Research from the Chartered Institute of Personnel and Development (CIPD) and recruiter Adecco shows a 50% increase in the number of employers planning to cut jobs compared to three months ago.
In the private sector, 38% of companies plan to make redundancies, compared to 16% in the public sector.
Companies planning to hire increased, but the numbers were down from previous years.
There have been a growing number of job cuts as the coronavirus pandemic wiped out more than a quarter of UK economic output.
In the month leading up to July 9, more than 2,000 employers were asked if they were considering laying off.
While 33% said they expected to let go of staff, 49% said they plan to hire within three months until the end of September.
This indicates an increase in confidence from the previous quarter, when only 40% said they plan to hire new staff.
However, that figure was still “well below” levels seen in previous years, the report’s authors said. And the proportion of employers planning to hire, compared to those planning to lay off staff, has fallen to its lowest level since 2013, when the survey began in its current form, they said.
- What are my rights if I am made redundant?
- Redundancy: “It was stressful and upsetting”
Gerwyn Davies, CIPD adviser, predicted a “dark fall for jobs”.
“This is the weakest dataset that we have seen in several years,” he said.
“Layoffs so far have been low – arguably due to the job retention program – but we expect to see more layoffs this fall, especially in the private sector once the scheme is closed. .
“Confidence in hiring increases temporarily, but this is unlikely to be enough to offset the increase in layoffs and the number of new graduates and school leavers entering the workforce in the coming months.
It comes as data from the Center for Retail Research suggests more than 22,000 restaurant jobs have already been cut this year. That’s more than double the number announced throughout 2019.
Last week Pizza Express said it was planning to close 67 of its UK restaurants, which would mean the loss of 1,100 jobs.

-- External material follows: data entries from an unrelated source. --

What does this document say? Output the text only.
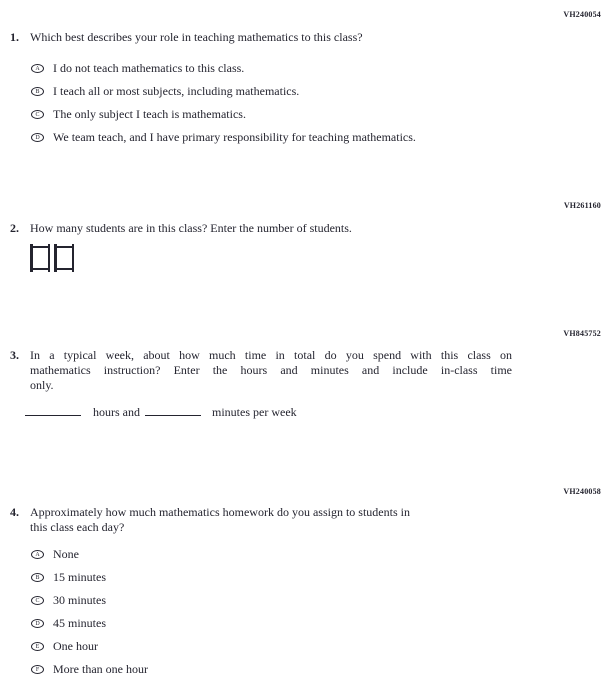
VH240054
VH261160
VH845752
VH240058
1. Which best describes your role in teaching mathematics to this class?
A	I do not teach mathematics to this class.
B	I teach all or most subjects, including mathematics.
C	The only subject I teach is mathematics.
D	We team teach, and I have primary responsibility for teaching mathematics.
2. How many students are in this class? Enter the number of students.
3. In a typical week, about how much time in total do you spend with this class on
mathematics instruction? Enter the hours and minutes and include in-class time
only.
hours and	minutes per week
4. Approximately how much mathematics homework do you assign to students in
this class each day?
A	None
B	15 minutes
C	30 minutes
D	45 minutes
E	One hour
F	More than one hour
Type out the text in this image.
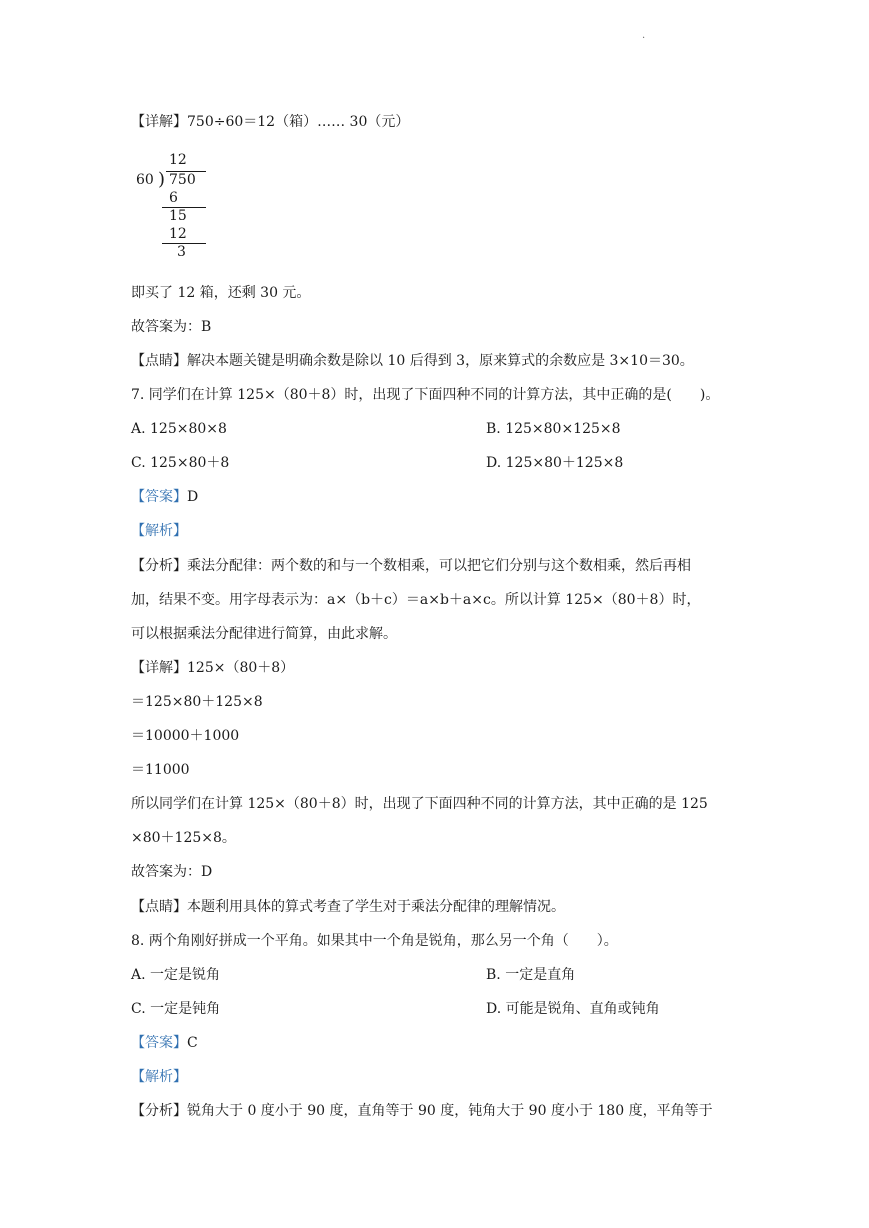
.
【详解】750÷60＝12（箱）…… 30（元）
12
60 ) 750
6
15
12
3
即买了 12 箱，还剩 30 元。
故答案为：B
【点睛】解决本题关键是明确余数是除以 10 后得到 3，原来算式的余数应是 3×10＝30。
7. 同学们在计算 125×（80＋8）时，出现了下面四种不同的计算方法，其中正确的是(　　)。
A. 125×80×8	B. 125×80×125×8
C. 125×80＋8	D. 125×80＋125×8
【答案】D
【解析】
【分析】乘法分配律：两个数的和与一个数相乘，可以把它们分别与这个数相乘，然后再相
加，结果不变。用字母表示为：a×（b＋c）＝a×b＋a×c。所以计算 125×（80＋8）时，
可以根据乘法分配律进行简算，由此求解。
【详解】125×（80＋8）
＝125×80＋125×8
＝10000＋1000
＝11000
所以同学们在计算 125×（80＋8）时，出现了下面四种不同的计算方法，其中正确的是 125
×80＋125×8。
故答案为：D
【点睛】本题利用具体的算式考查了学生对于乘法分配律的理解情况。
8. 两个角刚好拼成一个平角。如果其中一个角是锐角，那么另一个角（　　）。
A. 一定是锐角	B. 一定是直角
C. 一定是钝角	D. 可能是锐角、直角或钝角
【答案】C
【解析】
【分析】锐角大于 0 度小于 90 度，直角等于 90 度，钝角大于 90 度小于 180 度，平角等于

Meanwhile, Byron announced 651 job cuts; the Casual Dining Group, which owns Bella Italia and Cafe Rouge, will put 1,909 jobs out of work and Upper Crust owner SSP has said 5,000 jobs are at risk.
It comes as figures obtained by the BBC showed the number of companies which informed the government in June of their intention to cut 20 or more jobs was five times higher than the same month last year,
An access to information request shows that as of June 1,778 companies said they intended to cut more than 139,000 jobs in England, Wales and Scotland. In June 2019, only 345 companies planned to cut 24,000 jobs.